April 19, 2019

A comment about the exam

Questions are based on published papers

There is a new book from the same author

It is about epidemiology

The same models are used for real diseases

  • Ebola
  • Zika
  • Epidemics
  • Parasites
    • in Plants
    • in Humans

Question 3.1

N <- 28*24
movie <- horror_movie(N, human_ini=2, dead_ini=1,
    zombie_ini=0, attack_rate = 5e-3, kill_rate=1e-3,
    voodoo_rate=1e-2)

Given the initial conditions and the rates, we can predict what will happen

Question 3.2

Please make a vector called rate_of_kill with one hundred values between 1e-3 and 1e-1.

Then create two empty vectors called final_human and final_zombie with the same length of rate_of_kill.

For each value in rate_of_kill simulate the horror_movie system with the same initial values, attack rate and voodoo rate, and changing kill_rate for the corresponding value in rate_of_kill. Store the value of human at the last hour of each simulation in the vector final_human.
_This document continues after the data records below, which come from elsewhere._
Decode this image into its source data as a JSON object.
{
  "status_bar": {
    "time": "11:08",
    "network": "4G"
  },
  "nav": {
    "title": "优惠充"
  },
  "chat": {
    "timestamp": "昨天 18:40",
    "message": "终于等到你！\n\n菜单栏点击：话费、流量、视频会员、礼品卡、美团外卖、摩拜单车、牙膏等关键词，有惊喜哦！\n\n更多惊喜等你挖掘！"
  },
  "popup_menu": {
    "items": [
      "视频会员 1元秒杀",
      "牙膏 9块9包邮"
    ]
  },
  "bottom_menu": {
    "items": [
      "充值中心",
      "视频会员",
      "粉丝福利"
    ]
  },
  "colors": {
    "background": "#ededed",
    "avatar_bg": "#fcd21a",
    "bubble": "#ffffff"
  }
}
Do the same with the last value of zombie, storing it into final_zombie.

Answer to Question 3.2

rate_of_kill <- seq(1e-3, 1e-1, length.out = 100)
final_human <- rep(NA, length(rate_of_kill))
final_zombie <- rep(NA, length(rate_of_kill))
for(i in 1:length(rate_of_kill)) {
    movie <- horror_movie(N, human_ini=2, dead_ini=1,
        zombie_ini=0, attack_rate = 5e-3, 
        kill_rate=rate_of_kill[i], voodoo_rate=1e-2)
    final_human[i] <- movie$human[N]
    final_zombie[i] <- movie$zombie[N]
}

Result

rate_of_kill <- seq(1e-3, 1e-1, length.out = 100)
human_ini=2, dead_ini=1, zombie_ini=0,
attack_rate = 5e-3, voodoo_rate=1e-2

We can predict changes in output when there are changes in input

Consider the water formation system

We can predict how much water we will have

mix <- water_formation(N=200, r1_rate=0.01, r2_rate=0.01,
     H_ini=2, O_ini=1, W_ini=0)
plot(Water~Step, data=mix, ylim=c(0, 1), type="l")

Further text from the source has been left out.